Old courthouse, Dolgellau
This building, now home to Y Sospan tea rooms, was once a courthouse and town hall. Downstairs there were prison cells, where vagrants, drunks and others were held. The magistrates’ court was on the first floor.
The building was an administrative centre for the town before the completion in 1825 of the County Hall, which included a courthouse, near the main bridge.
As you can see if you enter Y Sospan, the building retains features from the early 17th century which survived the many alterations made in the 18th century. Notice the beams and the stone floor.
Above the fireplace upstairs is a coat of arms bearing the date 1606 (pictured right). Further up the wall are plaster decorations depicting, among other things, a man being hanged and a witch being tried by ducking (pictured left). Suspected witches were strapped to a stool which was then placed under water. If the woman was still alive when the stool was eventually raised, she was deemed a witch and executed. If she drowned, she was innocent but had lost her life anyway!
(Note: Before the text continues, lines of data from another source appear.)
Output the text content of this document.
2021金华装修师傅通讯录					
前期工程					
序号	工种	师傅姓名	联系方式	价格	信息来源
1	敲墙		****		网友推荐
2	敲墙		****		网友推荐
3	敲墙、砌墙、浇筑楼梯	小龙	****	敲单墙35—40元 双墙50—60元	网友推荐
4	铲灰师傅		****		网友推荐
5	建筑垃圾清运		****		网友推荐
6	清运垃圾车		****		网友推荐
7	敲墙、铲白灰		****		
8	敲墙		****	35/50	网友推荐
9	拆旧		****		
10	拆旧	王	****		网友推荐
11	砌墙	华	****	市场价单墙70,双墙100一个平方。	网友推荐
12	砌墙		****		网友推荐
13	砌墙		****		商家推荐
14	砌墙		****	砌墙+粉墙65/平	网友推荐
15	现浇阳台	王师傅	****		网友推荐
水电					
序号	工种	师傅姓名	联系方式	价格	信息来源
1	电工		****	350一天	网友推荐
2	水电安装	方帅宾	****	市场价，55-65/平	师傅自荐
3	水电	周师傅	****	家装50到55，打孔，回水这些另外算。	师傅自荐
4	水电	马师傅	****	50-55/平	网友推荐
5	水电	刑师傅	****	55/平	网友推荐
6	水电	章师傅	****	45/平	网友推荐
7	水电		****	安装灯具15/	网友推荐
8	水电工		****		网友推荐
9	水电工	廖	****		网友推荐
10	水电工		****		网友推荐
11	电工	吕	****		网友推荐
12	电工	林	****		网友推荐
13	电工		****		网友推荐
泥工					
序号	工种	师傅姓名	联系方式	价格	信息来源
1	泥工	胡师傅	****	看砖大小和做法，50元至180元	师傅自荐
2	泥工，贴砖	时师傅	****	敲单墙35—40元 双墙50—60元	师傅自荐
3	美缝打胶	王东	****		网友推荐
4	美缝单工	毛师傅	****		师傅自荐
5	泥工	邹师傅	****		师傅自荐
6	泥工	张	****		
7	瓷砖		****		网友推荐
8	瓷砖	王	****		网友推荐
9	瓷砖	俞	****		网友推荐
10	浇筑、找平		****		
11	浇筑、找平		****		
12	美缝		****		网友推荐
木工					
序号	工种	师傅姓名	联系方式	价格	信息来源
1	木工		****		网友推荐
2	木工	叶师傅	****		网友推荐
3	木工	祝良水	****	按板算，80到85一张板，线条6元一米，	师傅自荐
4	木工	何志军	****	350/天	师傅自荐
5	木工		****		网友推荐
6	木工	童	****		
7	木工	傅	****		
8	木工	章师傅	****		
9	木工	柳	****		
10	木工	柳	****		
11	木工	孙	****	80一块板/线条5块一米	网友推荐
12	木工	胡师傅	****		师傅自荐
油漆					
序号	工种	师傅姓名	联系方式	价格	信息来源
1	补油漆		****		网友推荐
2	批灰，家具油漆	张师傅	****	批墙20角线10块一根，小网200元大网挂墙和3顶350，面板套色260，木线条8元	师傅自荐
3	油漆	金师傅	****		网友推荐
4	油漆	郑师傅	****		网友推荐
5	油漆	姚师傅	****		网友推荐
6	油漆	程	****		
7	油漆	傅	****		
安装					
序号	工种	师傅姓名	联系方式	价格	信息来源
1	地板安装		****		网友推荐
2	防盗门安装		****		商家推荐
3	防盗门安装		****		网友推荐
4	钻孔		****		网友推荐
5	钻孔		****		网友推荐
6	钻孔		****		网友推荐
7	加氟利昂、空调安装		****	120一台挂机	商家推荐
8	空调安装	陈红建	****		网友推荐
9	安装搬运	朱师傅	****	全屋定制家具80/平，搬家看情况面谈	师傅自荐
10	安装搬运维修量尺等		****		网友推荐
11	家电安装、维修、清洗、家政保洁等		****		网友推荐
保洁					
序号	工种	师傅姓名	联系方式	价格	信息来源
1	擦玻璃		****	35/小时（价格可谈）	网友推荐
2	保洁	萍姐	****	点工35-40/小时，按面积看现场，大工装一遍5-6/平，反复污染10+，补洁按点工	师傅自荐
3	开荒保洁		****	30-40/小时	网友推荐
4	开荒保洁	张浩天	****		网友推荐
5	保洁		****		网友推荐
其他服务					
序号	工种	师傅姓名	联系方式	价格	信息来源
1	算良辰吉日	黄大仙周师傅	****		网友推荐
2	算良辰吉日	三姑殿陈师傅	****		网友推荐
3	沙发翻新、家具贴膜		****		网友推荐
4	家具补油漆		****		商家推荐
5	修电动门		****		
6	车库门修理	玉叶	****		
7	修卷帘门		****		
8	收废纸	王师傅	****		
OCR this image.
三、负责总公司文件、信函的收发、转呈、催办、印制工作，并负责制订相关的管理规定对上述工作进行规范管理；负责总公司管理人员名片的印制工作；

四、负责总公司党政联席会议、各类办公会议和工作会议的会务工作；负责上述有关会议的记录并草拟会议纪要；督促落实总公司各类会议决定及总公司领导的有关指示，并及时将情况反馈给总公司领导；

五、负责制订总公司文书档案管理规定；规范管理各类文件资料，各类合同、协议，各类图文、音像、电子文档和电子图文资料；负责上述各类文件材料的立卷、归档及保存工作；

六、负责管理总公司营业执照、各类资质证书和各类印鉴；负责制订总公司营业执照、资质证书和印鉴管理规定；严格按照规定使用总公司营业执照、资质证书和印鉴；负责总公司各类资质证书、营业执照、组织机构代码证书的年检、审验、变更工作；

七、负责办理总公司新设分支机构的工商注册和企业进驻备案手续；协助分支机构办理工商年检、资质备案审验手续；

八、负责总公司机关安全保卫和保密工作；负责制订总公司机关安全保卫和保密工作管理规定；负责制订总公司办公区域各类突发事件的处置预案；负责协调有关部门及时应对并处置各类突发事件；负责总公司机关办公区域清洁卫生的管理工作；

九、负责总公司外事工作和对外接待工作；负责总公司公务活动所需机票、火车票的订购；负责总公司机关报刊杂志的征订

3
The building has had various uses since it ceased to be a town hall and courthouse. In 1847 Sir Robert Williams Vaughan fitted out the building as a library for the town’s Cricket and Reading Club, also known as the Reading Society. By 1850 a small museum had been formed in what was then described as the public reading room in the old town hall. Exhibits included Roman, Celtic and Saxon archaeological finds.
The reading room had moved to the town’s Assembly Rooms by 1873, after which accountant Edmund Jones had his offices here.